In my opinion, I think that while Austen’s real interest is an exploration of the deep inner workings of the human heart. I think Austen is trying to not only explore the deep inner workings of the human heart but is also simultaneously trying to show that love, whether it be a family relationship or between two individuals on a romantic level is often selfish, extremely intricate/delicate and should not be trifled with from outside forces, e.g. Emma trying to play matchmaker. And that finally love should not be bound to notions of one’s public status but should be felt freely and for whoever the heart desires.

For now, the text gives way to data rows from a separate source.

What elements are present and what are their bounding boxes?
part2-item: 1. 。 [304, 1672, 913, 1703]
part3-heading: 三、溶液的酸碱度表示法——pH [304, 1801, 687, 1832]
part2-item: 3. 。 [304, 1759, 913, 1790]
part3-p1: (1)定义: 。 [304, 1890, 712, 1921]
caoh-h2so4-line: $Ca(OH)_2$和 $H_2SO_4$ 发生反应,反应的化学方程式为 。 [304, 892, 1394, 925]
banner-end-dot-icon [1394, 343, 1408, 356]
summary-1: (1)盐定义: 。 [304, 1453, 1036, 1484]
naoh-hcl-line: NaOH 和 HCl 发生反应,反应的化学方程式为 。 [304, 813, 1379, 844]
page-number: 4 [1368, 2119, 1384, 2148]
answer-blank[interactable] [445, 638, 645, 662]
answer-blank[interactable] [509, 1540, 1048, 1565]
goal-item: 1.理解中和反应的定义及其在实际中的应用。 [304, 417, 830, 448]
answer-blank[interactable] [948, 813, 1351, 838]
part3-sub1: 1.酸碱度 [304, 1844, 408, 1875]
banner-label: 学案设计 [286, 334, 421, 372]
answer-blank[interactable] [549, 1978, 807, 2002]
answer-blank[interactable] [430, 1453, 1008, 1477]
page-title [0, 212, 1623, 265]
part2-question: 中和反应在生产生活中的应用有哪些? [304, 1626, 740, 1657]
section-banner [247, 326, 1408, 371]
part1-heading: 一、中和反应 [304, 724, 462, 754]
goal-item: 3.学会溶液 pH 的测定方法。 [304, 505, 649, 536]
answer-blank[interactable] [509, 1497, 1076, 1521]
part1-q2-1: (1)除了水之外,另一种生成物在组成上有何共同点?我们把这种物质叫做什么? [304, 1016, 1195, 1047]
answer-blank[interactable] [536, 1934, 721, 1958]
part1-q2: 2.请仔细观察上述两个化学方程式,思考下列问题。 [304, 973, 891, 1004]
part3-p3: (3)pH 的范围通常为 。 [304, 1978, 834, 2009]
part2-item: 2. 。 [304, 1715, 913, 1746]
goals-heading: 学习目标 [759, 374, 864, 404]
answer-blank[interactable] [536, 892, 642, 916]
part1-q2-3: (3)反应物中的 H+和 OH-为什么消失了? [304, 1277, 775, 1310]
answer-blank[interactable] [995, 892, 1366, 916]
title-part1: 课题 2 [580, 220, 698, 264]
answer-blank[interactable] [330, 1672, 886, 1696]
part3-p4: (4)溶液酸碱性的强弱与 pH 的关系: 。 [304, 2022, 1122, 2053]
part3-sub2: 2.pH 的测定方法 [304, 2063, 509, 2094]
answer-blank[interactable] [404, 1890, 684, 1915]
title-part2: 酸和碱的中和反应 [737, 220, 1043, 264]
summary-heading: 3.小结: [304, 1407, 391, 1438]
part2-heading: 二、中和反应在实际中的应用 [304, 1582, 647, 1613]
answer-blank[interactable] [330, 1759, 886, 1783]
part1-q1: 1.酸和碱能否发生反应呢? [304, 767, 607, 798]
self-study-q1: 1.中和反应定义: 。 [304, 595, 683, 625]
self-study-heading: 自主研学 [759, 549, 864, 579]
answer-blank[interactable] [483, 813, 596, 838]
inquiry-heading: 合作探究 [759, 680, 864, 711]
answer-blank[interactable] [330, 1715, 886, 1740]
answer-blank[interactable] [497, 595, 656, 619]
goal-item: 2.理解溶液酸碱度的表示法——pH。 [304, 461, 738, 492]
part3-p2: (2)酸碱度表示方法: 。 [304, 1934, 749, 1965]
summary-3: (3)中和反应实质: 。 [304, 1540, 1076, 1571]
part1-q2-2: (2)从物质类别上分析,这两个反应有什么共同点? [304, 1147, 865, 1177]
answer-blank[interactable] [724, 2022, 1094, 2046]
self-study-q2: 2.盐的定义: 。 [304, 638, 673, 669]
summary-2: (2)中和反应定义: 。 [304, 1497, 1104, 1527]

This question I feel may be easier to answer at a base level, but harder to use external resources as the question boils down to “What does Austen show the real relationship between Emma and Mr. Knightley to be?”.
There are examples of Emma and Mr. Knightley’s relationship throughout the book as being one of if not the most honest relationship in the novel. Both characters never back down from challenging one another and aren’t afraid to tell the other exactly how they think.
Like I said, this one seems easier to answer at a base level, however, I’m for some reason leaning towards Q1 as it gives more freedom to think for myself and argues a point which I think is correct. Maybe it’s just the inner argue within me that likes the idea of refuting the given statement and trying to show evidence of my own statement.
At the end of all this I’m still not sure what one I will do, however, I’m obviously leaning to Q1, As for external sources though I am a tad stumped. Due to my stance on it maybe using studies on subjects like: The study to look at the neural difference between love and sexual desire (http://www.jsm.jsexmed.org/article/S1743-6095(15)33927-8/abstract) which within the studies conducted found “This psychology of love suggests that sexual desire is more than just a basic emotion, but involves goal-directed motivation and the recruitment of more advanced thoughts.” Showing that love is an extremely intricate emotion of the human mind.
For a second piece, I’m not entirely sure. I plan on having a browse through ACU’s peer-reviewed research papers using keywords such as love, psychology, social status, money, and happiness. I want to try to find another study that shows the complexities of the brain during love or possibly a correlation between happiness and money. By finding one of the last I could possibly tie it to love being complex as I might find that money has very little influence on love in which case would help make the argument of not meddling with others feelings of love (Emma getting Harriet to not marry Mr. Martin due to him being poor and low status).
I’ve got so much buzzing around my head in terms of how to link studies to my arguments as psychology is something that extremely fascinates me, Who knows, maybe after doing some teaching I may try to continue to study psychology.
Anyways, it’s like 1 am and I need to be up at 6 to get to my 8 am lecture, Night.